In this article you will find some answers for these questions.
Compulsory education in Italy starts at the age of six and lasts for ten years, therefore until the age of 16. This means that attending a nursery school is not obligatory. But most people do send their children to playgroupes/crèches (asilo nido), which look after children aged up to 3 years, and also to nursery schools (scuola del infanzia/scuola materna), which look after children in the age group 3–6.
Elementary school (scuola primaria/scuola elementare) then lasts for five years. It is followed by three years of middle school (secondaria di primo grado/scuola media), after which the teenagers have the possibility to attend a secondary school/high school (superiori). There are two possibilities, which end with the graduation diploma (esame di stato) giving access to universities: Grammar/high schools (licei) and technical secondary schools (istituti tecnici) specializing in particular subjects. After middle school, it is also possible to choose a vocational school (istituto professionale). These schools offer a formation for a special qualification and last between 3–6 years.

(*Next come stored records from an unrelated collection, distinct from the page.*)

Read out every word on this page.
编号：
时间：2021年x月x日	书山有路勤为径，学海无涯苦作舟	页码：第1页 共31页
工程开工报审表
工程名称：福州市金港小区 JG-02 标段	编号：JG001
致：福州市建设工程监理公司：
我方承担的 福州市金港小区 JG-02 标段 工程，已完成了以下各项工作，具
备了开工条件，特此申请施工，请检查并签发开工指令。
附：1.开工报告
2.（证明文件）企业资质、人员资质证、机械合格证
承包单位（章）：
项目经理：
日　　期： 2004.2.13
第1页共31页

Attention must also be paid to the distribution of the Italian school holidays: there aren’t very many days off from school throughout the school year apart from the obligatory 2 weeks Christmas holidays – but summer holidays are longer than three months. This is why working parents often make use of the broad range of summercamps (also called grest). They partly take place in the facilities of public or private schools or they are located in sports facilities, church organisations or other places, depending on the main topic of the camp – like physical education, language, animals… They are at the user’s expense. Prices vary according to the type of summercamp.
Since 2017 there is a new law regarding compulsory vaccinations: if a child wants to attend nursery school or any other school in Italy, their vaccination certificate has to be shown to prove 12 obligatory vaccinations. At the moment it is not possible to attend nursery school without these vaccinations. A fine of 500 euros per child (up to age 16) and per year has to be expected at schools in general, if the 12 obligatory vaccinations can’t be proved. At least in theory, if the latest laws will really be applied, is another question.